DV, OV, and EV certificates
CAs offer different levels of validation before issuing a certificate:
- DV (Domain Validation):CA verifies you control the domain (DNS record or file challenge). No identity verification. Fast and cheap (Let's Encrypt is DV). The certificate only proves control of the domain, not who owns it.
- OV (Organization Validation): CA verifies the legal organization in addition to domain control. The certificate includes the organization name. Most banking and payment APIs use OV.

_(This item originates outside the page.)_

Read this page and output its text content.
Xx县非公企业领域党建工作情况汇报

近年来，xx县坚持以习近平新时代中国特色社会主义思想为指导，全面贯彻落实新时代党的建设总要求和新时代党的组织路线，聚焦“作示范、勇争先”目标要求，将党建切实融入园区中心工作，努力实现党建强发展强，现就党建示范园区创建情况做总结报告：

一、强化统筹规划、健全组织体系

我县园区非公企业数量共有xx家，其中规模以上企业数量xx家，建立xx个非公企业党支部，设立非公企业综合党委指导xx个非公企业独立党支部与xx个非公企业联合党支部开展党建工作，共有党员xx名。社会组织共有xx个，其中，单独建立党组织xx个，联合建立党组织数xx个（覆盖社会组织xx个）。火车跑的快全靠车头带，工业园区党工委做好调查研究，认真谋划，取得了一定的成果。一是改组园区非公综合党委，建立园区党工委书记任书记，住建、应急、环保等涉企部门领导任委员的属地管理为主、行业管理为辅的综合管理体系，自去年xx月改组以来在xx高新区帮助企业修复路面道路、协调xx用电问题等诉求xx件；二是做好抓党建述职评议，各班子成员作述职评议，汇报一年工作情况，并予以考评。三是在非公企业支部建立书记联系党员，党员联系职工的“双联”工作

- EV (Extended Validation): Stricter identity checks, more paperwork, higher cost. Browsers used to show a green bar for EV but removed it as it provided false security assurance to end users. Still used by some large banks for their main website.
Certificate revocation
When a private key is compromised or a certificate is mis-issued, it needs to be revoked before its expiry date. Two mechanisms handle this:
- CRL (Certificate Revocation List): A signed list of revoked serial numbers, published by the CA. Clients download and check it. Large files, infrequent updates, often cached aggressively.
- OCSP (Online Certificate Status Protocol): Real-time per-certificate status check against the CA. Faster but adds latency. OCSP Stapling solves this: the server fetches and caches the OCSP response, stapling it to the TLS handshake so clients do not need to query the CA.
In practice, most browsers use a "soft-fail" approach: if the OCSP or CRL check fails (CA unreachable), the certificate is still accepted. This is a known weakness. For high-security BFSI integrations, consider hard-fail OCSP or certificate pinning.
Certificate expiry: the operational risk
Expired certificates are the most common cause of unplanned TLS outages. Google has proposed reducing certificate lifetimes to 47 days (from the current 398 days). This forces automation and removes reliance on manual calendar reminders.
Common expiry failures in BFSI systems
- Vendor-managed certificates on payment gateway load balancers not covered by internal monitoring
- Client certificates used for mTLS to NPCI/NACH forgotten after initial setup
- Certificates on internal microservices not in the public-facing monitoring scope
- Root or intermediate CA certificates expiring (happened with AddTrust in 2020, broke many systems that were not tracking the full chain)
Automated renewal (Let's Encrypt + certbot, AWS Certificate Manager, HashiCorp Vault PKI) is the correct solution. If you must manage certificates manually, monitor expiry dates with at least 30-day warnings, and treat a certificate renewal as a scheduled change with a runbook.
Private CA for internal systems
Public CAs issue certificates for publicly accessible domains. For internal services (microservices, internal dashboards, service mesh), you run a private CA. Every service in your infrastructure trusts your internal root CA.
Options range from OpenSSL-managed CA files (fragile, hard to audit) to purpose-built solutions:
- HashiCorp Vault PKI: short-lived certificates, automatic rotation, audit trail
- AWS Private CA: managed service, integrates with ACM
- EJBCA, step-ca: self-hosted options with ACME support
Quantum impact on PKI
Today's certificates use RSA or ECDSA public keys. Both are broken by Shor's algorithm on a sufficiently powerful quantum computer. This affects:
- The certificate signature (the CA's signature on your cert)
- The server's authentication during the TLS handshake
- The client certificate in mTLS
NIST standardized ML-DSA (FIPS 204) as the replacement for digital signatures. Migration requires both CAs to support issuing ML-DSA certificates and TLS stacks to support verifying them. Hybrid certificates (ML-DSA + ECDSA) allow gradual transition.
This migration is harder than key exchange migration because it requires changes all the way up to the root CA. Plan accordingly: the PKI migration will take longer than the TLS cipher suite migration.